What about restructuring the federation to restore the economic activism that once existed among the federating units which is the surest step to diversification? Nigeria is currently federal only in form but unitary in substance. And it is largely this unitarism that has rendered the entire system indolent and predatory. What about prohibiting public funds for election? What about stringent preventive measures against profligate, do-or-die electioneering and licentious remuneration of political office holders underlying fiscal rascality and other forms of corruption? What about new practice directives on the current system of ‘after-the-fact’ prosecution of offenders which is laborious and full of leakage?

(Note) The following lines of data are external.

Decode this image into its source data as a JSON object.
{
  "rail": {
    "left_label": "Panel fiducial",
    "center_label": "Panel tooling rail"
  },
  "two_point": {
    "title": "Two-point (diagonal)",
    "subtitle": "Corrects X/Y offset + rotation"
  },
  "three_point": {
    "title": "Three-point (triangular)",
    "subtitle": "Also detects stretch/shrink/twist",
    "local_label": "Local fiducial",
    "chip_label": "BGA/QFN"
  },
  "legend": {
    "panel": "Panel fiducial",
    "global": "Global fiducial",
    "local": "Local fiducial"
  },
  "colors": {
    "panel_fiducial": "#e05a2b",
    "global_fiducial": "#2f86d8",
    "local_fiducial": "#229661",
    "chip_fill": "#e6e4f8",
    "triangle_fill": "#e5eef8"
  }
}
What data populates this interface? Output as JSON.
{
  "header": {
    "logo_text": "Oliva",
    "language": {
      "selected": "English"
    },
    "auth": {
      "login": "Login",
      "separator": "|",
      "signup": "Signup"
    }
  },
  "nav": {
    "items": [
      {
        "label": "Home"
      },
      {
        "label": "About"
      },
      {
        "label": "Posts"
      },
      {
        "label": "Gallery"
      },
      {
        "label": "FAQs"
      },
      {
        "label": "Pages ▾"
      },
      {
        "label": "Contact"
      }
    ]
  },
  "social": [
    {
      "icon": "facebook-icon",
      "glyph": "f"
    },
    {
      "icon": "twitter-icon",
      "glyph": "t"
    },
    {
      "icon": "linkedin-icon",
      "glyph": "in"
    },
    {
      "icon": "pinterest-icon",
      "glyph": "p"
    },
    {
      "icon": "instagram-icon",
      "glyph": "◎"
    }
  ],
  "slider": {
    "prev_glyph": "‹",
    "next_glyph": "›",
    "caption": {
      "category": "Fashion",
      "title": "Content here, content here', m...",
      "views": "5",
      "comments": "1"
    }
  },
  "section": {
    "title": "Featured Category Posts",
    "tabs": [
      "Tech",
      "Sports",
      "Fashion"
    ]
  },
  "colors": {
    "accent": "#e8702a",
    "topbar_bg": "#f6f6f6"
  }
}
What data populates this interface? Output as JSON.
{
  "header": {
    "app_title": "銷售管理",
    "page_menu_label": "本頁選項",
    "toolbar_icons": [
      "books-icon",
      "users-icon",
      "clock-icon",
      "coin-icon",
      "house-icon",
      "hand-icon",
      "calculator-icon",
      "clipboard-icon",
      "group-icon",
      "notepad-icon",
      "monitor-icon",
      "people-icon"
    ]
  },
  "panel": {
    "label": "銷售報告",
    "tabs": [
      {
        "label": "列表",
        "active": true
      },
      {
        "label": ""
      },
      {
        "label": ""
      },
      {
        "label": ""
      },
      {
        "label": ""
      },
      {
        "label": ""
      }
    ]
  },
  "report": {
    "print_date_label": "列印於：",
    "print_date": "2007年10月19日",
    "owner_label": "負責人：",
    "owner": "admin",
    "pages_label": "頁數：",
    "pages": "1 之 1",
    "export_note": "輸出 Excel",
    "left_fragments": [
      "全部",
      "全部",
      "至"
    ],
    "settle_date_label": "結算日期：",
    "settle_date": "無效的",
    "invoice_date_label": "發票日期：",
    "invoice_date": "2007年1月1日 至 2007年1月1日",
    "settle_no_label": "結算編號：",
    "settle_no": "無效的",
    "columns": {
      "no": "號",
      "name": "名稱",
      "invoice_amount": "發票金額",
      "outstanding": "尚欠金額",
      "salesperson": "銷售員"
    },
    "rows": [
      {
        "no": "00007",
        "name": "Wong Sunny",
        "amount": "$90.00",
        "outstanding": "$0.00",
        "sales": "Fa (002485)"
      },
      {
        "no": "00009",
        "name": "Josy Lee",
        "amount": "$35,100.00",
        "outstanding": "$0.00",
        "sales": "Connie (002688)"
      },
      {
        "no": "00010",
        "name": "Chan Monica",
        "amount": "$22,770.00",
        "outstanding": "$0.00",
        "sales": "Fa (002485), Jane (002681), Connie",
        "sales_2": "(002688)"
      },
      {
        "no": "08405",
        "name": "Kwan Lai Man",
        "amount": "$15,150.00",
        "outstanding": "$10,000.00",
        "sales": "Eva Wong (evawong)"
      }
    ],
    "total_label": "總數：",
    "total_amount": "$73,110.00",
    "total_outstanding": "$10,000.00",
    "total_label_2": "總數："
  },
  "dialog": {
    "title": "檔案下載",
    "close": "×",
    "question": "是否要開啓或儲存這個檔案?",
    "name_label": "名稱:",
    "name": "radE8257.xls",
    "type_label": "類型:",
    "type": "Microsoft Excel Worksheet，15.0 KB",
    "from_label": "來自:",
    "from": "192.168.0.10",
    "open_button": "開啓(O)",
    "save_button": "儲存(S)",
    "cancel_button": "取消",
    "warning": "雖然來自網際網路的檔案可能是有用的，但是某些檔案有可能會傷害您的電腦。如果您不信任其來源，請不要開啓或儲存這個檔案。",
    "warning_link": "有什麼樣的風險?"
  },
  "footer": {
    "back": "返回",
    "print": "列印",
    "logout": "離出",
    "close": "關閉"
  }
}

By job description (job content), job specification (preparation required to do the job) and output, should the compensation of a Nigerian senator be more than that of a medical doctor in the public service, for example? In the United States, where the gross domestic product of a city can be many times that of Nigeria as a whole, those two are comparable. The executive arm of government is equally implicated in this irrational compensation system: Our leaders are living in a world of their own, insensitive to the penury of the people. You can then figure the inability of states to meet the salaries of public servants and other recurrent obligations (not to talk of capital projects) beyond the decline in oil revenues.
Corruption cannot be curbed without the objective reward system and economic activism that generate competition, diversification, productivity, opportunity and universal access. And it is only a subset of the big picture. Those other anomalies that constitute the evil tree along with corruption must be uprooted before there can be a new lease of life. The aim should be to turn Nigeria around, not just to punish corruption. A version of the prolific old-time War Against Indiscipline (WAI) together with re-orientation campaigns in the mass media, schools, mosques and other public places is also called for.
So far, it has been a stumbling start. There is still a long way to go. But, with God, all things are possible.